Except for the purpose of imposing a penalty for importing a bale containing more than 15 per cent. of wrapper and less than 85 per cent. of filler, any percentage system is abandoned in the tariff act of 1897; and all wrapper tobacco, wherever found, and in whatever amount, is subject to the duty of $1.85 per pound, provided in paragraph 213 of said act.

Appeal from the Circuit Court of the United States for the Southern District of New York.

Appeal from a judgment of the circuit court, which sustained the decision of the collector of the port of New York and reversed the decision of the board of general appraisers, touching the duty on certain wrapper tobacco found packed in bales of filler tobacco, but not exceeding 5 per cent. of each bale.

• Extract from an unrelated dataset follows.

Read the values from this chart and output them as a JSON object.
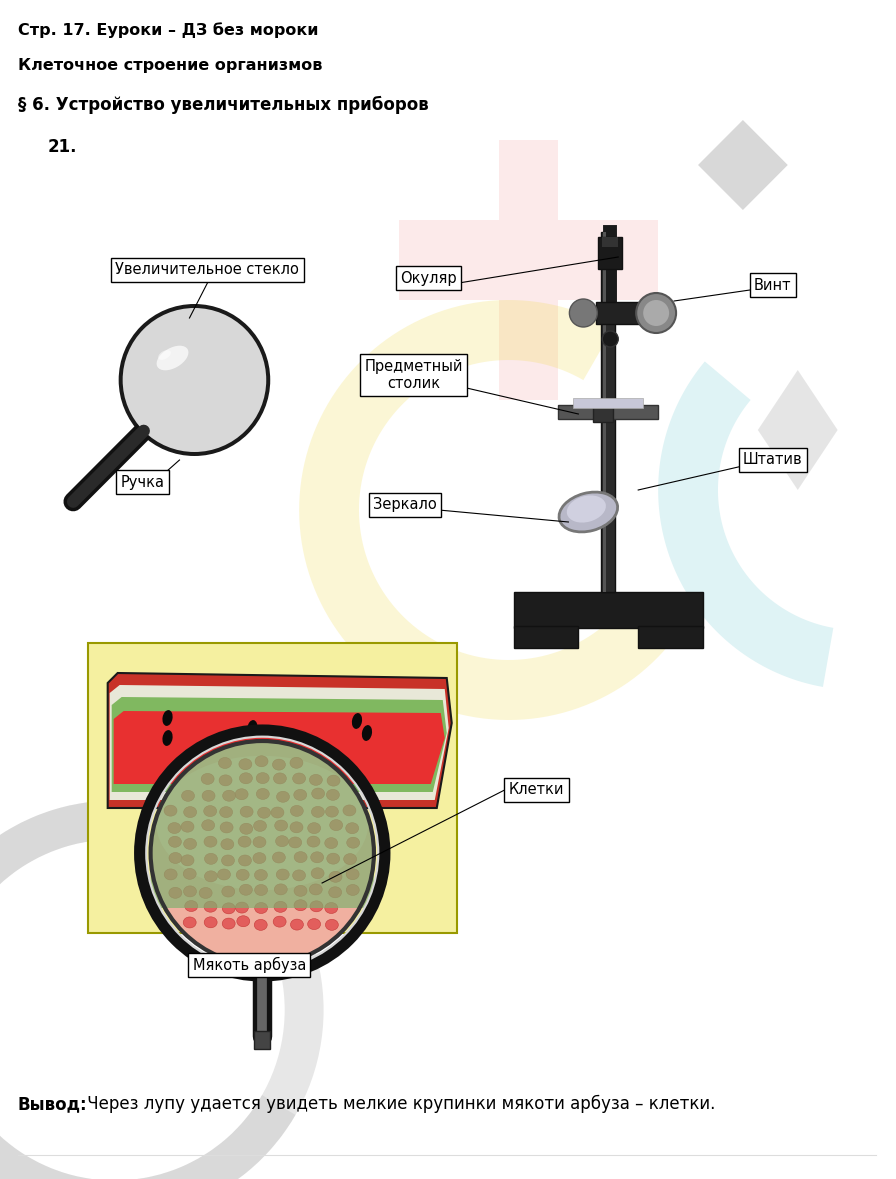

The opinion filed below, and here reprinted from 87 Fed. 798, was in full as follows:

LACOMBE, Circuit Judge. Amid the awkward, tortuous, and obscure phraseology of paragraph 246 of the act of 1883, one thing was manifest, namely, that, in determining whether any particular leaf tobacco should pay a lower or a higher rate, it would be necessary to calculate a specified percentage of something. It became absolutely necessary, in order to apply the rule prescribed in the paragraph, to determine upon what base or on what unit such percentage should be calculated. In Falk v. Robertson, 137 U. S. 225, 11 Sup. Ct. 41, the court had to deal with an abnormal, if not a bogus, bale; and it is not surprising that the language used in the opinion was not practically of much use when normal commercial bales came under consideration. The necessity of finding a base number or unit available for such cases could not be overlooked. U. S. v. Blumlein, 5 C. C. A. 142, 55 Fed. 383. Such a unit was declared to be the bale, and it is understood that the conclusion upon that point reached in that case has not since been questioned. Erhardt v. Schroeder, 155 U. S. 124, 15 Sup. Ct. 45; U. S. v. Rosenwald, 14 C. C. A. 399, 67 Fed. 323. The McKinley tariff of 1890, however, concededly abandoned the practice of taxing according to percentages. Under that act it was wholly unnecessary to fix upon any base number or unit at all. Quite possibly, the percentage method was restored by the Wilson tariff of 1894, indirectly by the use of the words "commercially known"; but there seems much force in the suggestion that, when those words were dropped out of the Dingley tariff of 1897, the percentage system dropped with them. Of course, if the percentage system were abandoned, the necessity of determining a unit or base number ceased also, and the decisions in the cases cited would be no longer instructive.